KOPI RUMBIA JENEPONTO TURATEA

Kopi Arabica Rumbia berasal dari dataran tinggi Kab. Jeneponto Sulawesi Selatan

Sabtu, 17 September 2016

Kopi Arabika Rumbia Madu dari Pegunungan Lompobattang



Tidak sepenuhnya benar jika ada ungkapan bahwa Bumi Turatea sebagai julukan kabupaten Jeneponto merupakan daerah kering dan gersang. Karena dalam wilayah administratif kabupaten Jeneponto terdapat satu kecamatan berada pada dataran tinggi yang memiliki tanah subur, cuaca dingin dan panorama alam yang indah dengan beberapa potensi objek wisata alam, yakni kecamatan Rumbia kabupaten Jeneponto yang berbatasan dengan kecamatan Malakaji kabupaten Gowa. 

Kecamatan Rumbia merupakan daerah penghasil sayur-sayuran dan buah-buahan serta daerah destinasi wisata alam pegunungan di Jeneponto. Selain sayur dan buah, kecamatan Rumbia juga penghasil kopi seperti di desa Ujung Bulu. Desa Ujung Bulu terletak di kaki Gunung Lompobattang yang berada pada kisaran ketinggian 1.400 mdpl, memiliki tanah perbukitan yang subur dengan panorama alam yang hijau nan indah. Sepanjang kiri dan kanan jalan desa hanya terlihat tanaman kopi dan beberapa komoditi hortikultura, terdapat kebun kopi dengan luas sekitar 150 hektar. Hampir setiap KK memiliki kebun kopi, sehingga produksi kopi di desa Ujung Bulu mencapai ratusan ton per tahun.

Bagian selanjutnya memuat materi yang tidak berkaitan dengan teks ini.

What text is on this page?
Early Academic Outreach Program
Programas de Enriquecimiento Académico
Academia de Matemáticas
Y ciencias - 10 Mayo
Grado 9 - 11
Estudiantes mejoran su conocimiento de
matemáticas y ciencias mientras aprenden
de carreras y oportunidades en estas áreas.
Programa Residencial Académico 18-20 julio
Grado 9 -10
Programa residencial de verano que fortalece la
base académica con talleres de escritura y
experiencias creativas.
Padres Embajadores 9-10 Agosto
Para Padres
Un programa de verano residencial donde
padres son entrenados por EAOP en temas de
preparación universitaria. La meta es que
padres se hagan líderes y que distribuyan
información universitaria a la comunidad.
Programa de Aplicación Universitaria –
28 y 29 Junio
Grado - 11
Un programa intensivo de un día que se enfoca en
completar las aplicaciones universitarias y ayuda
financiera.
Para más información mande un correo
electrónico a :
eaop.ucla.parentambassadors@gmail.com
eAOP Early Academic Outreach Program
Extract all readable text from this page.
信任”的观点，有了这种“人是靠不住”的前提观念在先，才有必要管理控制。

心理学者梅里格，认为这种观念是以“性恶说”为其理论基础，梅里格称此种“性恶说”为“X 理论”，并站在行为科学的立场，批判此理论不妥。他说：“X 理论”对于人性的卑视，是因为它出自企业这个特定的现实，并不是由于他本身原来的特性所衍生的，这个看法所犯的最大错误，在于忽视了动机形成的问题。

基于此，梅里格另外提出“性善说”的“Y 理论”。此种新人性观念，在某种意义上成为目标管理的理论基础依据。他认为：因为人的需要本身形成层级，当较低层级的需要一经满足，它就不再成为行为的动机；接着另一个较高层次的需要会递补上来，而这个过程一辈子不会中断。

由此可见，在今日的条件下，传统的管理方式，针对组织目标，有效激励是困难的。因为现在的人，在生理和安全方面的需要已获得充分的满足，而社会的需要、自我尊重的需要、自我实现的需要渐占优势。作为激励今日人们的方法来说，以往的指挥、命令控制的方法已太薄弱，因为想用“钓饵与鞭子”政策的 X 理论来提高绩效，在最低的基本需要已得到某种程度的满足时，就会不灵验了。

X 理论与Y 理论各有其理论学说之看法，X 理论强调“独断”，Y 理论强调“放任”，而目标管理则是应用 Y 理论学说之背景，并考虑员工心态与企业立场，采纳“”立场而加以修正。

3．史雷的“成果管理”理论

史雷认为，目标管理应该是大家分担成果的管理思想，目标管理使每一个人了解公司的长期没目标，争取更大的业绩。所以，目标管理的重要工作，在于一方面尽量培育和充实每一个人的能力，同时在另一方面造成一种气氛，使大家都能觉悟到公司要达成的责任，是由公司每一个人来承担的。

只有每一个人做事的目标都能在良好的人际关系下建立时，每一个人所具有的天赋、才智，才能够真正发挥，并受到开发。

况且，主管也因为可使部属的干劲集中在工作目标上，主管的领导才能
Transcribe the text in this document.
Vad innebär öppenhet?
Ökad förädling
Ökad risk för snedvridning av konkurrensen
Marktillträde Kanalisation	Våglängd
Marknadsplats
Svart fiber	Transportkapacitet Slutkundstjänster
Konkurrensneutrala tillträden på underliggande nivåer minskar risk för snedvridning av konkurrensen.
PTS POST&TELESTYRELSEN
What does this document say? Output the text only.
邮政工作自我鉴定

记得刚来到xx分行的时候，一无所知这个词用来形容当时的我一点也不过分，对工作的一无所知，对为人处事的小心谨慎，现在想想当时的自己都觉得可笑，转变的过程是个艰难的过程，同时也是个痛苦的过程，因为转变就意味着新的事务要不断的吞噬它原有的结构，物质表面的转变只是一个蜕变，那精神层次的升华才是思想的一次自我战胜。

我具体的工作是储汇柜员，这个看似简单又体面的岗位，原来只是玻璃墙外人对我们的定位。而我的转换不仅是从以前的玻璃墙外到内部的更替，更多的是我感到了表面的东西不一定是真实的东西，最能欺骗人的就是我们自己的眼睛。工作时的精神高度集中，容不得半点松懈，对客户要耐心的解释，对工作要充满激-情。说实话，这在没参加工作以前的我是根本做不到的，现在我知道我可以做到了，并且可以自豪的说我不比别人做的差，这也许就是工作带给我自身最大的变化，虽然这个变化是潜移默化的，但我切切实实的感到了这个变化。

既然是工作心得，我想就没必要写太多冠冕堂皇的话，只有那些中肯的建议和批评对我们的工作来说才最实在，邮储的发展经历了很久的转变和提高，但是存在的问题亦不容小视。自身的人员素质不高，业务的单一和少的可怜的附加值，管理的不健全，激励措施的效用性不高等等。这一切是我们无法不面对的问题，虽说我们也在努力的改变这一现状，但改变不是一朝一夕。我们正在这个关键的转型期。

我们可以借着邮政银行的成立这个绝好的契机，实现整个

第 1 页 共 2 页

Namun walau pun demikian, kopi dari desa Ujung Bulu ini tidak begitu dikenal masyarakat luas sebagai kopi yang bersumber dari Ujung Bulu atau Rumbia maupun dari Jeneponto. Hal itu terjadi karena ulah para oknum tengkulak yang mengambil kopi di desa Ujung Bulu kecamatan Rumbia kabupaten Jeneponto, tapi saat menjualnya mengatakan kalau kopi itu berasal dari Malakaji kabupaten Gowa atau menyebutnya dari kabupaten Bantaeng.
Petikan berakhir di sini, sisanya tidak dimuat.